Se comunanza può esservi, amistá, concordia e legami fra gli uomini, la paritá del fine che si propongono e la reciprocitá d’interesse li generano sole e mantengono.
Ma che pari siano il fine e l’interesse del principe e quelli del vero letterato, chi asserirlo ardirebbe? Vuole, e dée volere il principe che siano ciechi, ignoranti, avviliti, ingannati ed oppressi i suoi sudditi; perché, se altro essi fossero, immediatamente cesserebbe egli di esistere. Vuole il letterato, o dée volere, che i suoi scritti arrechino al piú degli uomini luce, veritá e diletto. Direttamente dunque opposte sono le loro mire. Si propone il principe per fine dell’arte sua la illimitata ed eterna potenza; mista di gloria, se gli vien fatto: se no, a ogni modo, potenza ed impero. Il letterato null’altro si propone (né proporre si dée) se non se schiettissima gloria: ed ogni altra cagione che il muova lo toglie tosto dalla classe dei veri letterati. Alla pura e intera gloria di scrittore necessariamente va annesso l’utile dei piú; perché senza esso non basta il solo diletto a procacciar vera gloria. Ora, l’utile dei piú manifesta cosa è che egli non può essere mai l’utile del principe, il quale d’altro non sussiste, se non della cecitá e danno dei piú. Sono dunque costoro, per necessaria conseguenza dell’arte loro, amici degli uomini gli uni, nemicissimi gli altri: in nulla quindi non possono, né debbono, tra lor concordare.

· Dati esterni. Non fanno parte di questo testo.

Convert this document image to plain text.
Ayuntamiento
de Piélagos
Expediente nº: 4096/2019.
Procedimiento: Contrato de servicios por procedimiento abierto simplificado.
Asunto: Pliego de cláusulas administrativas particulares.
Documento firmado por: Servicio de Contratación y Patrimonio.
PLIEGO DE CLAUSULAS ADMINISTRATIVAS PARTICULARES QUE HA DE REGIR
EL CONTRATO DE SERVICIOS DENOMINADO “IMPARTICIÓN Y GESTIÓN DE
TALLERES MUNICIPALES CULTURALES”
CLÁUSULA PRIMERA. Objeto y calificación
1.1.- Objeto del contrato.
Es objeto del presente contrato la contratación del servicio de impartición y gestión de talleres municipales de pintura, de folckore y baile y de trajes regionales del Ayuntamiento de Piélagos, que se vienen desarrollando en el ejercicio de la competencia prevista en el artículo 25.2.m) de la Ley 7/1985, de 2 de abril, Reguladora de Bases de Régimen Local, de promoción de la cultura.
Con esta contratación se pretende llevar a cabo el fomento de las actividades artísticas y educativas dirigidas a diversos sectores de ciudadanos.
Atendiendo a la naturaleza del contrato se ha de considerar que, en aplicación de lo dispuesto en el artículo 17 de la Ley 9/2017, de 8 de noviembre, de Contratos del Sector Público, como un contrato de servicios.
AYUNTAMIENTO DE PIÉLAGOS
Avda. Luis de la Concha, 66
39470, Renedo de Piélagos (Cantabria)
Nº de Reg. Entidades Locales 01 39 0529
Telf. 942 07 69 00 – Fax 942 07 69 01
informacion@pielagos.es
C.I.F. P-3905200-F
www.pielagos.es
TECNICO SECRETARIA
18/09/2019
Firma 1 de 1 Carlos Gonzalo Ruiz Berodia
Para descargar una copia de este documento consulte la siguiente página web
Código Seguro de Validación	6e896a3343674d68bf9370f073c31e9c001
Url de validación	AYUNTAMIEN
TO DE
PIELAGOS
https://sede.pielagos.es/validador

Ma qual ragione pure li riunisce sí spesso? desiderio di gloria non meritata nei principi; desiderio di falsi onori e di ricchezze non lecite nei letterati. Quelli, col mendicare i non dovuti encomi, manifestano a tutti che sono appieno convinti in se stessi di non gli aver meritati: questi, col procacciarsi le ricchezze non necessarie o gli infamanti onori, si manifestano indegni dell’alto incarico di giovare all’universale col loro ingegno.